Smith, 36, said he’s angry the Anchorage police officers, Michael Jones and Bryan Heinz, who shot and killed his father, will not be prosecuted, after an independent investigation by the State Office of Special Prosecutions found the use of deadly force was justified.
"There’s absolutely no way to justify what happened - they can do all the investigations they want, they can tell all the lies they want, but there's nothing that'll ever justify what happened,” said Smith.
Russell Smith called 911 on July 1 after his father threatened to kill himself and harm others.
Smith said his father struggled with alcohol abuse, and mental health issues and he was hoping the police would be able to take his father to get help.
“I remember very specifically the conversation I had with the police officers,” said Smith.
Smith said he told the responding officers his father might have a BB gun.
“At one point the officers asked me if it was a rifle style BB gun or a hand gun style BB gun and at that point I described it in detail," he said.
Smith is angry the Anchorage police officers who shot and killed his father will not be prosecuted.
"With all the incidents that have been happening it feels like the APD are not taking their oath to protect and serve very seriously,” said Smith.
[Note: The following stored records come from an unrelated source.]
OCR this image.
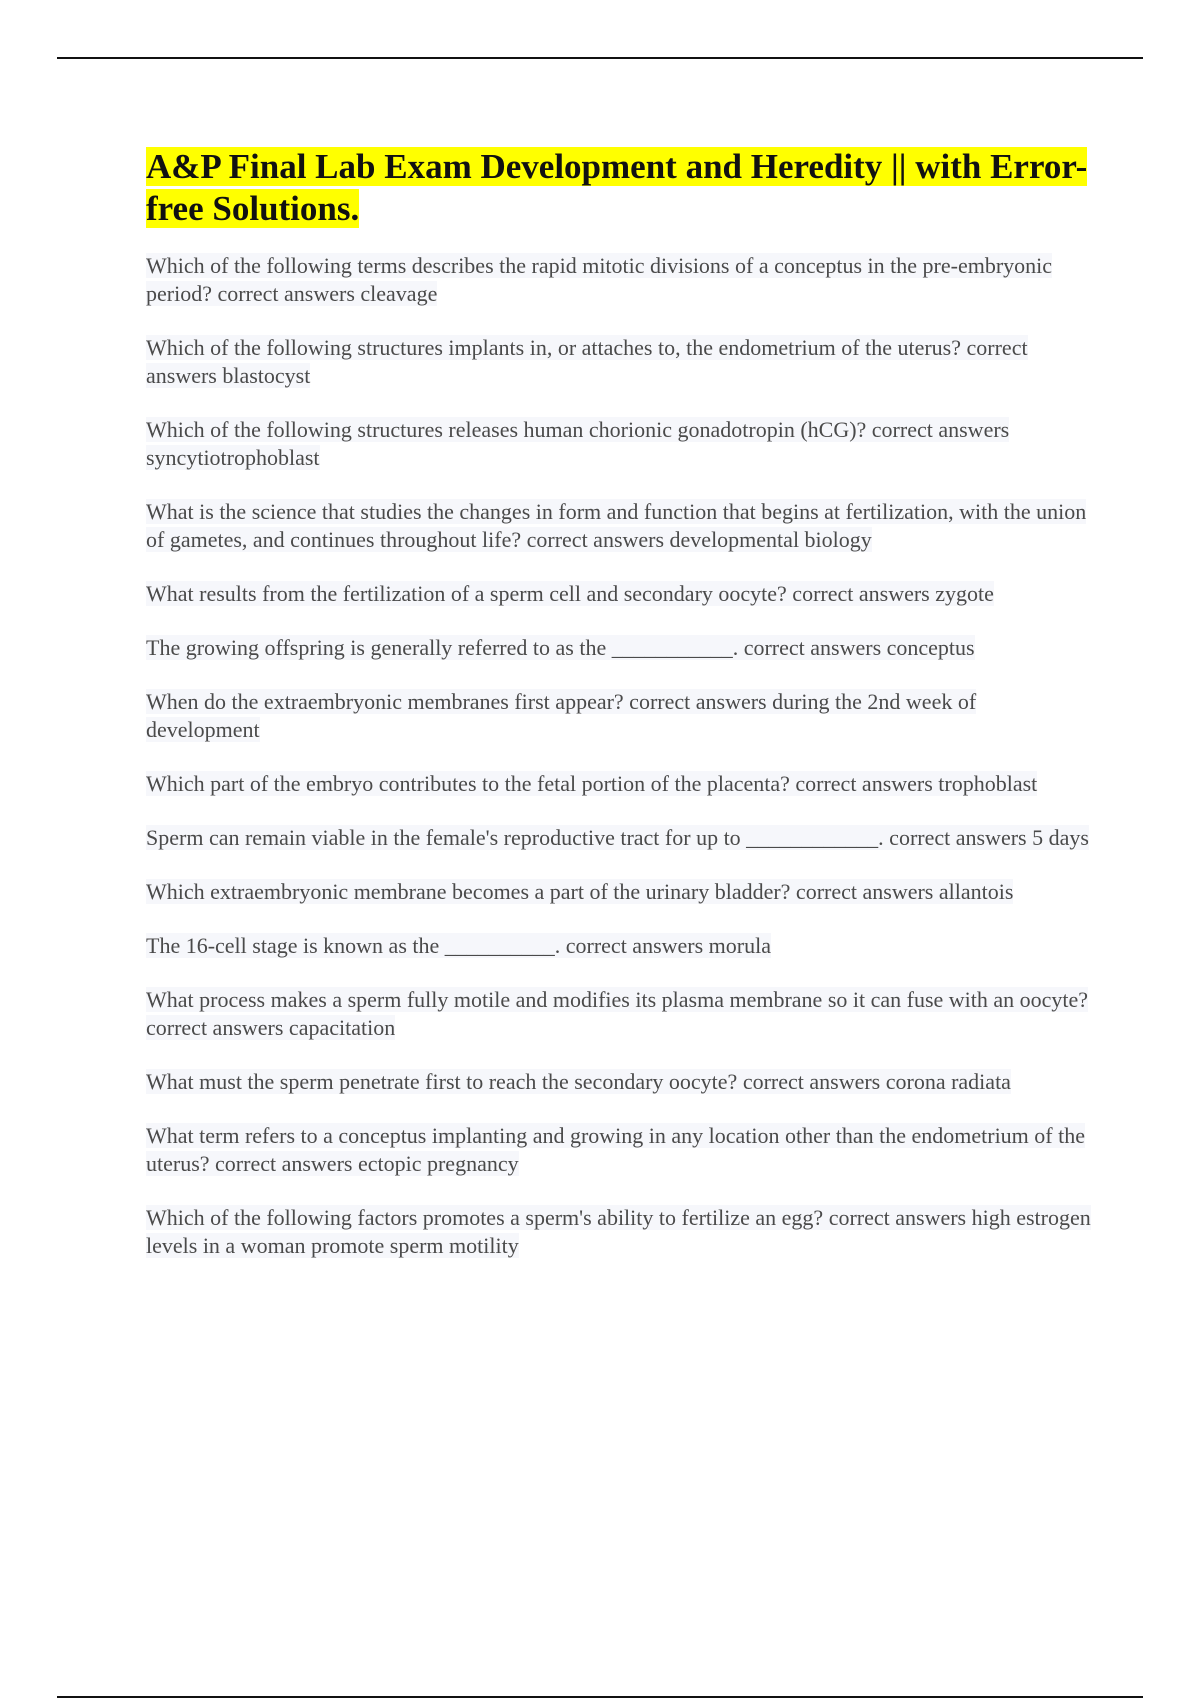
A&P Final Lab Exam Development and Heredity || with Error-free Solutions.
Which of the following terms describes the rapid mitotic divisions of a conceptus in the pre-embryonic period? correct answers cleavage
Which of the following structures implants in, or attaches to, the endometrium of the uterus? correct answers blastocyst
Which of the following structures releases human chorionic gonadotropin (hCG)? correct answers syncytiotrophoblast
What is the science that studies the changes in form and function that begins at fertilization, with the union of gametes, and continues throughout life? correct answers developmental biology
What results from the fertilization of a sperm cell and secondary oocyte? correct answers zygote
The growing offspring is generally referred to as the ___________. correct answers conceptus
When do the extraembryonic membranes first appear? correct answers during the 2nd week of development
Which part of the embryo contributes to the fetal portion of the placenta? correct answers trophoblast
Sperm can remain viable in the female's reproductive tract for up to ____________. correct answers 5 days
Which extraembryonic membrane becomes a part of the urinary bladder? correct answers allantois
The 16-cell stage is known as the __________. correct answers morula
What process makes a sperm fully motile and modifies its plasma membrane so it can fuse with an oocyte? correct answers capacitation
What must the sperm penetrate first to reach the secondary oocyte? correct answers corona radiata
What term refers to a conceptus implanting and growing in any location other than the endometrium of the uterus? correct answers ectopic pregnancy
Which of the following factors promotes a sperm's ability to fertilize an egg? correct answers high estrogen levels in a woman promote sperm motility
Anchorage police shot and killed Harry Smith in his backyard after they said he pointed a Smith & Wesson M&P .177 caliber airgun at officers.
Clint Campion with the Office of Special Prosecutions and Appeals said he made the determination that no criminal charges will be brought against the officers involved in that shooting.
"The analysis that I conduct generally is guided by Alaska law, both the statues and the case law supporting it, so that's what I look at to determine whether the officers' use of force is justified," said Campion.
Campion said he reviewed all of the evidence and interviews from the police investigation.